Adele had only been sitting a minute when footsteps made her look along the corridor to see who approached.
It was Torin Slane. He raised a brow as he drew closer. “Curiouser and curiouser.”
“Said Alice.” Adele raised her own brow. “You quote an Englishman? Shame on you.”
Slane grinned. “It sounds better in Gaelic,” he admitted.
“You got marching orders and no explanations, too?” she asked.
He nodded. “A Garda at my door, with the Chief Inspector’s compliments.”
The green painted iron door opened and Chief Inspector McDermott stepped out. He glanced at Slane. “I thought that was your voice. Well, step in, both of you.” He moved back into the room beyond the door himself.
Adele rose and moved through the door, Slane behind her.
It was a front room with a desk and chair behind it, with another room through a door at the back. McDermott moved through the other door.
Adele followed and found herself in an echoing stone-walled chamber with high windows, a concrete floor, and glass and steel cabinets. A table in the middle of the room told her where she was. It was a mortuary, and there was a body beneath the sheet on the table.
Pureton stood at the head of the table, leaning on his cane. He looked very tired. A man in a white coat stood beside him.
“Sir Godfrey,” Adele acknowledged.
“Show them,” Pureton told the man in the white coat.
The man moved over to the table and pulled the sheet down until the head of the body was revealed.
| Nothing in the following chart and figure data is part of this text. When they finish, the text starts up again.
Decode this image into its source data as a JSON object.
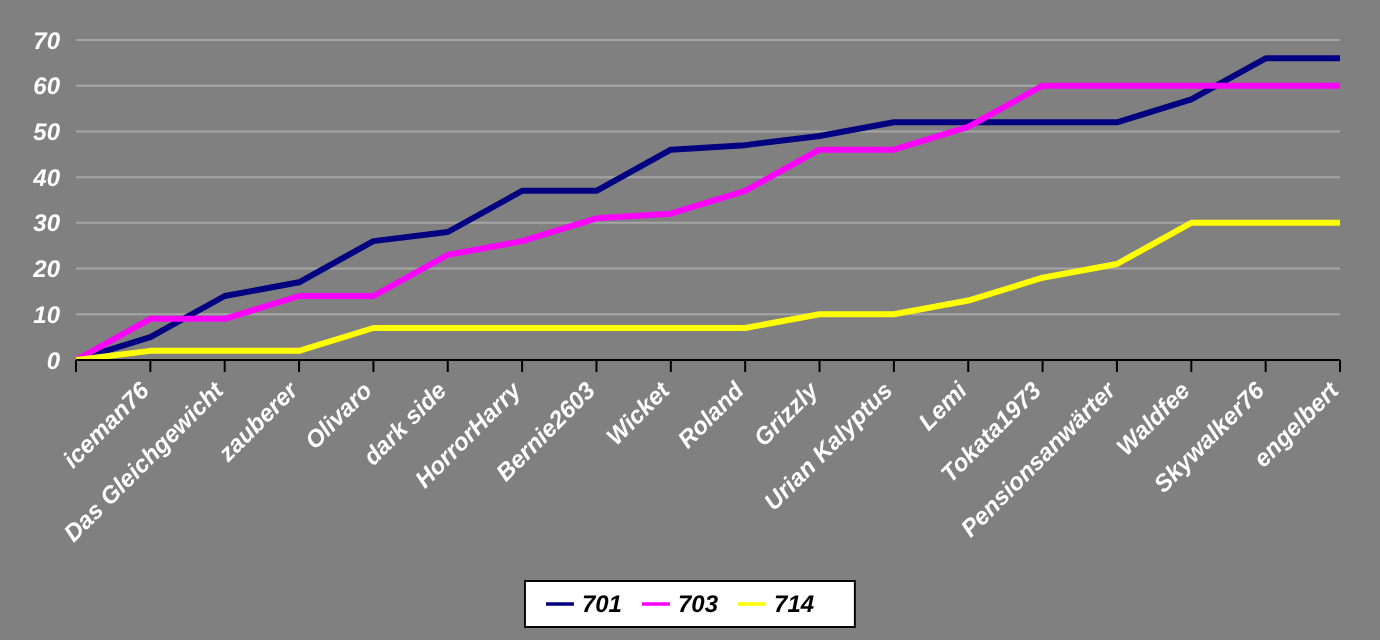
{
  "chart_data": {
    "type": "line",
    "categories": [
      null,
      "iceman76",
      "Das Gleichgewicht",
      "zauberer",
      "Olivaro",
      "dark side",
      "HorrorHarry",
      "Bernie2603",
      "Wicket",
      "Roland",
      "Grizzly",
      "Urian Kalyptus",
      "Lemi",
      "Tokata1973",
      "Pensionsanwärter",
      "Waldfee",
      "Skywalker76",
      "engelbert"
    ],
    "series": [
      {
        "name": "701",
        "color": "#000080",
        "values": [
          0,
          5,
          14,
          17,
          26,
          28,
          37,
          37,
          46,
          47,
          49,
          52,
          52,
          52,
          52,
          57,
          66,
          66
        ]
      },
      {
        "name": "703",
        "color": "#ff00ff",
        "values": [
          0,
          9,
          9,
          14,
          14,
          23,
          26,
          31,
          32,
          37,
          46,
          46,
          51,
          60,
          60,
          60,
          60,
          60
        ]
      },
      {
        "name": "714",
        "color": "#ffff00",
        "values": [
          0,
          2,
          2,
          2,
          7,
          7,
          7,
          7,
          7,
          7,
          10,
          10,
          13,
          18,
          21,
          30,
          30,
          30
        ]
      }
    ],
    "ylim": [
      0,
      70
    ],
    "yticks": [
      0,
      10,
      20,
      30,
      40,
      50,
      60,
      70
    ],
    "grid": "y",
    "legend": "bottom",
    "marker": "none"
  }
}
“Is that the man?” McDermott said. “Cranston?”
“It is, although when I last saw him, his throat had not been cut,” Adele said. She leaned closer. “Very sharp, whatever it was, too. Although he’s very clean, for a man who must have bled dry.”
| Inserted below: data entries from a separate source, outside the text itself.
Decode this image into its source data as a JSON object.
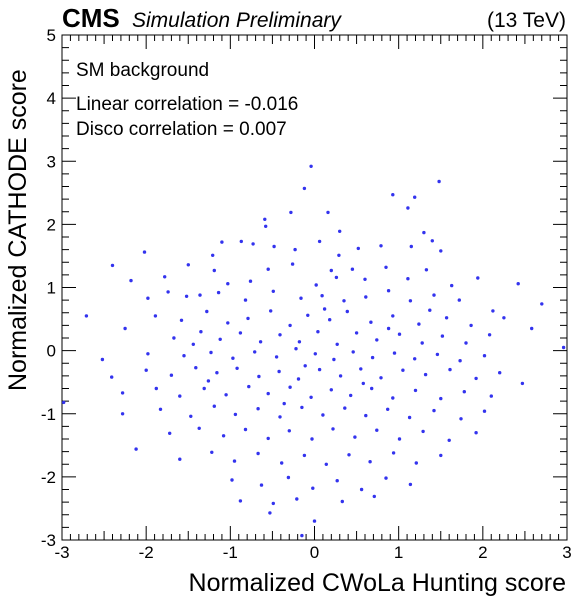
{
  "header": {
    "experiment": "CMS",
    "status": "Simulation Preliminary",
    "energy": "(13 TeV)"
  },
  "legend": {
    "sample": "SM background",
    "linear": "Linear correlation = -0.016",
    "disco": "Disco correlation = 0.007"
  },
  "colors": {
    "points": "#3333ee",
    "frame": "#000000"
  },
  "chart_data": {
    "type": "scatter",
    "xlabel": "Normalized CWoLa Hunting score",
    "ylabel": "Normalized CATHODE score",
    "xlim": [
      -3,
      3
    ],
    "ylim": [
      -3,
      5
    ],
    "xticks": [
      -3,
      -2,
      -1,
      0,
      1,
      2,
      3
    ],
    "yticks": [
      -3,
      -2,
      -1,
      0,
      1,
      2,
      3,
      4,
      5
    ],
    "grid": false,
    "legend_position": "top-left",
    "series": [
      {
        "points": [
          [
            -0.04,
            2.92
          ],
          [
            -0.12,
            2.57
          ],
          [
            1.48,
            2.68
          ],
          [
            0.93,
            2.47
          ],
          [
            1.19,
            2.43
          ],
          [
            -0.59,
            2.08
          ],
          [
            -0.28,
            2.19
          ],
          [
            0.16,
            2.19
          ],
          [
            -0.58,
            1.97
          ],
          [
            0.3,
            1.89
          ],
          [
            1.3,
            1.87
          ],
          [
            1.11,
            2.26
          ],
          [
            -1.1,
            1.72
          ],
          [
            -1.21,
            1.51
          ],
          [
            -0.87,
            1.73
          ],
          [
            -0.73,
            1.69
          ],
          [
            -0.48,
            1.65
          ],
          [
            -0.23,
            1.6
          ],
          [
            0.06,
            1.73
          ],
          [
            0.29,
            1.51
          ],
          [
            0.52,
            1.62
          ],
          [
            0.79,
            1.66
          ],
          [
            1.15,
            1.65
          ],
          [
            1.4,
            1.74
          ],
          [
            1.5,
            1.58
          ],
          [
            -1.5,
            1.36
          ],
          [
            -1.19,
            1.27
          ],
          [
            -1.03,
            1.06
          ],
          [
            -0.55,
            1.29
          ],
          [
            -0.26,
            1.37
          ],
          [
            0.02,
            1.04
          ],
          [
            0.2,
            1.27
          ],
          [
            0.45,
            1.29
          ],
          [
            0.6,
            1.13
          ],
          [
            0.85,
            1.32
          ],
          [
            1.11,
            1.14
          ],
          [
            1.33,
            1.28
          ],
          [
            1.63,
            1.03
          ],
          [
            1.94,
            1.15
          ],
          [
            2.42,
            1.06
          ],
          [
            -2.4,
            1.35
          ],
          [
            -2.02,
            1.56
          ],
          [
            -1.78,
            1.17
          ],
          [
            -2.18,
            1.11
          ],
          [
            -1.98,
            0.83
          ],
          [
            -1.74,
            0.93
          ],
          [
            -1.52,
            0.86
          ],
          [
            -1.36,
            0.88
          ],
          [
            -1.14,
            0.92
          ],
          [
            -0.82,
            0.8
          ],
          [
            -0.49,
            0.94
          ],
          [
            -0.16,
            0.83
          ],
          [
            0.09,
            0.87
          ],
          [
            0.35,
            0.79
          ],
          [
            0.61,
            0.85
          ],
          [
            0.88,
            0.95
          ],
          [
            1.14,
            0.79
          ],
          [
            1.42,
            0.88
          ],
          [
            1.72,
            0.8
          ],
          [
            2.12,
            0.63
          ],
          [
            2.7,
            0.74
          ],
          [
            -2.71,
            0.55
          ],
          [
            -1.89,
            0.55
          ],
          [
            -1.58,
            0.48
          ],
          [
            -1.28,
            0.62
          ],
          [
            -1.03,
            0.44
          ],
          [
            -0.79,
            0.51
          ],
          [
            -0.52,
            0.63
          ],
          [
            -0.29,
            0.4
          ],
          [
            -0.08,
            0.56
          ],
          [
            0.18,
            0.49
          ],
          [
            0.39,
            0.62
          ],
          [
            0.67,
            0.45
          ],
          [
            0.93,
            0.55
          ],
          [
            1.24,
            0.42
          ],
          [
            1.57,
            0.52
          ],
          [
            1.86,
            0.4
          ],
          [
            2.25,
            0.52
          ],
          [
            2.58,
            0.35
          ],
          [
            -2.25,
            0.35
          ],
          [
            -1.67,
            0.2
          ],
          [
            -1.35,
            0.3
          ],
          [
            -1.12,
            0.18
          ],
          [
            -0.88,
            0.28
          ],
          [
            -0.64,
            0.14
          ],
          [
            -0.41,
            0.25
          ],
          [
            -0.18,
            0.14
          ],
          [
            0.04,
            0.3
          ],
          [
            0.27,
            0.1
          ],
          [
            0.5,
            0.28
          ],
          [
            0.74,
            0.17
          ],
          [
            1.01,
            0.26
          ],
          [
            1.28,
            0.12
          ],
          [
            1.52,
            0.23
          ],
          [
            1.8,
            0.12
          ],
          [
            2.08,
            0.25
          ],
          [
            -2.52,
            -0.14
          ],
          [
            -1.98,
            -0.05
          ],
          [
            -1.55,
            -0.08
          ],
          [
            -1.23,
            -0.03
          ],
          [
            -0.97,
            -0.12
          ],
          [
            -0.71,
            -0.02
          ],
          [
            -0.45,
            -0.1
          ],
          [
            -0.22,
            0.03
          ],
          [
            0.01,
            -0.05
          ],
          [
            0.23,
            -0.14
          ],
          [
            0.46,
            -0.02
          ],
          [
            0.69,
            -0.11
          ],
          [
            0.95,
            -0.04
          ],
          [
            1.19,
            -0.13
          ],
          [
            1.46,
            -0.06
          ],
          [
            1.73,
            -0.16
          ],
          [
            2.02,
            -0.08
          ],
          [
            2.96,
            0.05
          ],
          [
            -2.41,
            -0.42
          ],
          [
            -2.0,
            -0.31
          ],
          [
            -1.7,
            -0.39
          ],
          [
            -1.41,
            -0.27
          ],
          [
            -1.16,
            -0.35
          ],
          [
            -0.92,
            -0.28
          ],
          [
            -0.66,
            -0.41
          ],
          [
            -0.42,
            -0.33
          ],
          [
            -0.19,
            -0.45
          ],
          [
            0.06,
            -0.3
          ],
          [
            0.31,
            -0.4
          ],
          [
            0.55,
            -0.29
          ],
          [
            0.79,
            -0.43
          ],
          [
            1.05,
            -0.31
          ],
          [
            1.32,
            -0.38
          ],
          [
            1.61,
            -0.3
          ],
          [
            1.92,
            -0.44
          ],
          [
            2.2,
            -0.35
          ],
          [
            2.47,
            -0.52
          ],
          [
            -2.98,
            -0.82
          ],
          [
            -2.28,
            -0.67
          ],
          [
            -1.88,
            -0.6
          ],
          [
            -1.6,
            -0.72
          ],
          [
            -1.31,
            -0.6
          ],
          [
            -1.05,
            -0.7
          ],
          [
            -0.78,
            -0.57
          ],
          [
            -0.55,
            -0.68
          ],
          [
            -0.29,
            -0.58
          ],
          [
            -0.04,
            -0.74
          ],
          [
            0.2,
            -0.62
          ],
          [
            0.43,
            -0.71
          ],
          [
            0.68,
            -0.6
          ],
          [
            0.93,
            -0.75
          ],
          [
            1.2,
            -0.63
          ],
          [
            1.5,
            -0.76
          ],
          [
            1.78,
            -0.65
          ],
          [
            2.1,
            -0.72
          ],
          [
            -2.28,
            -1.0
          ],
          [
            -1.83,
            -0.93
          ],
          [
            -1.47,
            -1.04
          ],
          [
            -1.19,
            -0.88
          ],
          [
            -0.94,
            -1.01
          ],
          [
            -0.67,
            -0.92
          ],
          [
            -0.41,
            -1.05
          ],
          [
            -0.15,
            -0.9
          ],
          [
            0.1,
            -1.02
          ],
          [
            0.36,
            -0.91
          ],
          [
            0.61,
            -1.03
          ],
          [
            0.87,
            -0.93
          ],
          [
            1.13,
            -1.06
          ],
          [
            1.42,
            -0.95
          ],
          [
            1.74,
            -1.08
          ],
          [
            2.02,
            -0.96
          ],
          [
            -2.12,
            -1.56
          ],
          [
            -1.72,
            -1.31
          ],
          [
            -1.37,
            -1.23
          ],
          [
            -1.08,
            -1.35
          ],
          [
            -0.82,
            -1.25
          ],
          [
            -0.55,
            -1.39
          ],
          [
            -0.3,
            -1.27
          ],
          [
            -0.03,
            -1.4
          ],
          [
            0.22,
            -1.24
          ],
          [
            0.48,
            -1.37
          ],
          [
            0.74,
            -1.26
          ],
          [
            1.01,
            -1.4
          ],
          [
            1.29,
            -1.28
          ],
          [
            1.6,
            -1.42
          ],
          [
            1.92,
            -1.3
          ],
          [
            -1.6,
            -1.72
          ],
          [
            -1.22,
            -1.61
          ],
          [
            -0.95,
            -1.75
          ],
          [
            -0.67,
            -1.63
          ],
          [
            -0.39,
            -1.78
          ],
          [
            -0.12,
            -1.66
          ],
          [
            0.14,
            -1.8
          ],
          [
            0.41,
            -1.65
          ],
          [
            0.66,
            -1.76
          ],
          [
            0.94,
            -1.62
          ],
          [
            1.21,
            -1.78
          ],
          [
            1.5,
            -1.66
          ],
          [
            -0.98,
            -2.05
          ],
          [
            -0.63,
            -2.13
          ],
          [
            -0.31,
            -2.01
          ],
          [
            -0.02,
            -2.18
          ],
          [
            0.27,
            -2.06
          ],
          [
            0.56,
            -2.2
          ],
          [
            0.85,
            -2.02
          ],
          [
            1.14,
            -2.12
          ],
          [
            -0.88,
            -2.38
          ],
          [
            -0.49,
            -2.42
          ],
          [
            -0.21,
            -2.35
          ],
          [
            0.33,
            -2.39
          ],
          [
            0.71,
            -2.31
          ],
          [
            -0.53,
            -2.57
          ],
          [
            0.0,
            -2.7
          ],
          [
            -0.15,
            -2.93
          ],
          [
            -1.44,
            0.1
          ],
          [
            0.12,
            0.66
          ],
          [
            -0.36,
            -0.84
          ],
          [
            0.88,
            0.35
          ],
          [
            -0.76,
            1.1
          ],
          [
            0.58,
            -0.52
          ],
          [
            1.37,
            0.64
          ],
          [
            -1.26,
            -0.48
          ],
          [
            0.26,
            1.16
          ],
          [
            -0.11,
            -0.24
          ]
        ]
      }
    ]
  }
}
Slane swallowed. His throat clicked dryly. “That be him,” he said, his voice hoarse.
“He’s clean because he was fished from Dublin Bay very early this morning,” Pureton said. “Whoever dumped him there didn’t know local tides and currents.”
“Calf,” McDermott said to the surgeon.
The man moved down to the other end of the table, and pulled the sheet back to reveal the lower right leg. “I canna lift it. Rigor is still in,” he said, his tone apologetic.
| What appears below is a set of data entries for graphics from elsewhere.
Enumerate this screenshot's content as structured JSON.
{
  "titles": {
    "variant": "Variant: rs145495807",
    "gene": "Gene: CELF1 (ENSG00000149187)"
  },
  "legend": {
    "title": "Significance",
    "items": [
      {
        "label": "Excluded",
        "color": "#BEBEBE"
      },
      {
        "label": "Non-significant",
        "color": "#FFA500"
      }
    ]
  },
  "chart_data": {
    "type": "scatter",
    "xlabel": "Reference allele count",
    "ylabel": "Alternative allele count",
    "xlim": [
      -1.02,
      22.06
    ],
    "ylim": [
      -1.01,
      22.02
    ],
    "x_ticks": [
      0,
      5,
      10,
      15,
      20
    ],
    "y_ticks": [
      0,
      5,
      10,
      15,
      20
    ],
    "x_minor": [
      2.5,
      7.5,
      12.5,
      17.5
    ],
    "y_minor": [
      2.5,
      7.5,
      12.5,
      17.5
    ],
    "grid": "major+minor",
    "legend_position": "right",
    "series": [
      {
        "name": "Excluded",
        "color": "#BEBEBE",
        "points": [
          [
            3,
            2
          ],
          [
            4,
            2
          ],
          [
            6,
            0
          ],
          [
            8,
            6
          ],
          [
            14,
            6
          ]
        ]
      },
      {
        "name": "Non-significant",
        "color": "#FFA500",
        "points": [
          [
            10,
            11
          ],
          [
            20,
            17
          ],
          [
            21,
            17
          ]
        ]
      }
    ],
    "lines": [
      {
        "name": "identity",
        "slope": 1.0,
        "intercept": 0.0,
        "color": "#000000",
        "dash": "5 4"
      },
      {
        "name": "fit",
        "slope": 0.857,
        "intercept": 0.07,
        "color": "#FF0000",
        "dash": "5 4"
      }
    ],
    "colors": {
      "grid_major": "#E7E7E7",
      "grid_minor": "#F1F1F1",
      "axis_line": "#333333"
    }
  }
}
“That’s quite alright,” Adele assured him. “I can bend.” She bent and studied the gouge through the flesh on the calf. “Hmm, deeper than I thought.”
“It would have incapacitated him,” the surgeon said. “He wouldna been able to even limp for a good day or two.”
“Someone found him to be a liability,” Adele said.
“There were two of them,” Slane added, straightening from his inspection of the calf wound.
“Yes,” she agreed, meeting his gaze.
“Thank you, you may go,” Pureton said shortly.
“Me or the lady?” Slane shot back.
Pureton turned away and McDermott moved up to speak to him in an undertone.
Slane offered his elbow to Adele and lead her back through the green corridor to the outside of the station.
He paused upon the footpath to look up at the bright July sun and breathe in a great breath. “What are they hatching back there, do you think?” He looked at Adele as if she would know.
She blinked. “I…suspect they are agreeing to continue with the story that your brother died in a robbery gone wrong, now their mess has been cleaned up for them. I removed any of the evidence from Cranston’s room that would have everyone looking for German agents, and the other one, whoever he is, made sure Cranston could not talk about himself.”
Slane nodded. “So everyone will stop looking for the other one now, won’t they?”
“Oh, no, Mr. Slane. That isn’t how it works at all. Now I and…others will be able to continue looking for such people, without the world tripping us up with tiresome questions.”
“So you did make it go away.” He sounded impressed. “Did you twist Pureton’s arm, somehow?”
“I merely explained to him what I told you. That he could go on letting the world think it was a robbery. That he could call off his dogs for nothing else would emerge to embarrass anyone.”
Slane rubbed the back of his neck. “‘tis a different way of doing t’ings,” he admitted.
“For a start, it does not involve shouting at people,” she admitted, with a smile.